To elaborate more on the historical background behind Tet, it is important to note that Confucianism, a Chinese religious and philosophical tradition that follows the teachings of Confucius, is deeply rooted in Vietnamese culture. This religious context engendered Vietnam to be a country that highly upholds family values and morality. This is why during Tet, Vietnamese people return to their hometown for this annual occasion of family reunion and paying homage to dead family members at the altar as a part of Vietnamese ancestor veneration tradition.

If you visit Vietnamese homes during Tet in Hanoi, you will most likely notice that houses are decorated with peach blossom trees and kumquat trees. These trees would also be decorated with ornaments for good luck and prosperity in the coming year.

A myriad of Vietnamese people will also travel to temples and places of worship according to their religious affiliation (whether that be Buddhist, Christian, Dao Mau, or etc.) to pray in hopes for a prosperous new year. Specifically in Hanoi, many people will visit the Temple of Literature (locally known as Van Mieu), a Confucian temple, in order to enjoy the festivity. Some may visit to pray to Confucius and his disciples for success, some may come to ask for Vietnamese calligraphy to decorate their homes and to wish for luck, and some may just simply come to take good family photos.

Giving and receiving is also a big part of Vietnamese communal culture. Giving calligraphy as a present is a big part of Tet culture as people receive calligraphy scrolls either in Chinese characters or Vietnamese scripts for good fortune. Like many Vietnamese folk traditions, no one knows the exact origins of the custom. Nevertheless, this culture has been cherished for a long time as a reflection of Vietnamese people’s traditional reverence towards education, and honoring scholars. Furthermore, giving lucky money to children (typically in a red envelope) is also a big custom in Vietnam. This symbolizes family and friends coming together to help each other financially and socially, blessing each other with good fortune for the coming year.

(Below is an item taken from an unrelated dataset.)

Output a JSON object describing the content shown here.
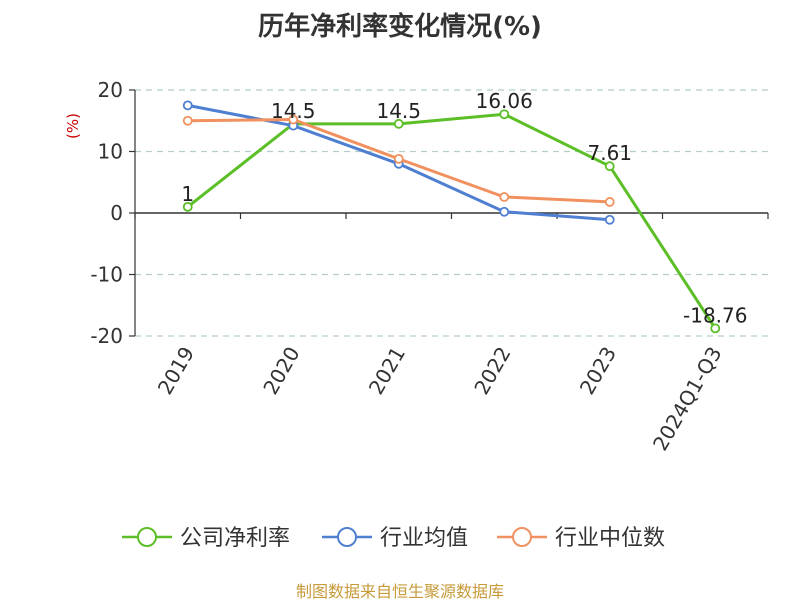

On a more serious note, Tet (like any other new years) is a time for a fresh start and renewal. Since Vietnamese people believe that the interactions and relationships that they form during Tet determine their fortune for the rest of the year; everyone will simply try to be a better person, full of warmth and happiness. It is a time to sweep away all misfortune and negativity and start anew. From this, we can all learn that just with a bit more smile and kindness, we can make the world a better place, not only for us but all those around us.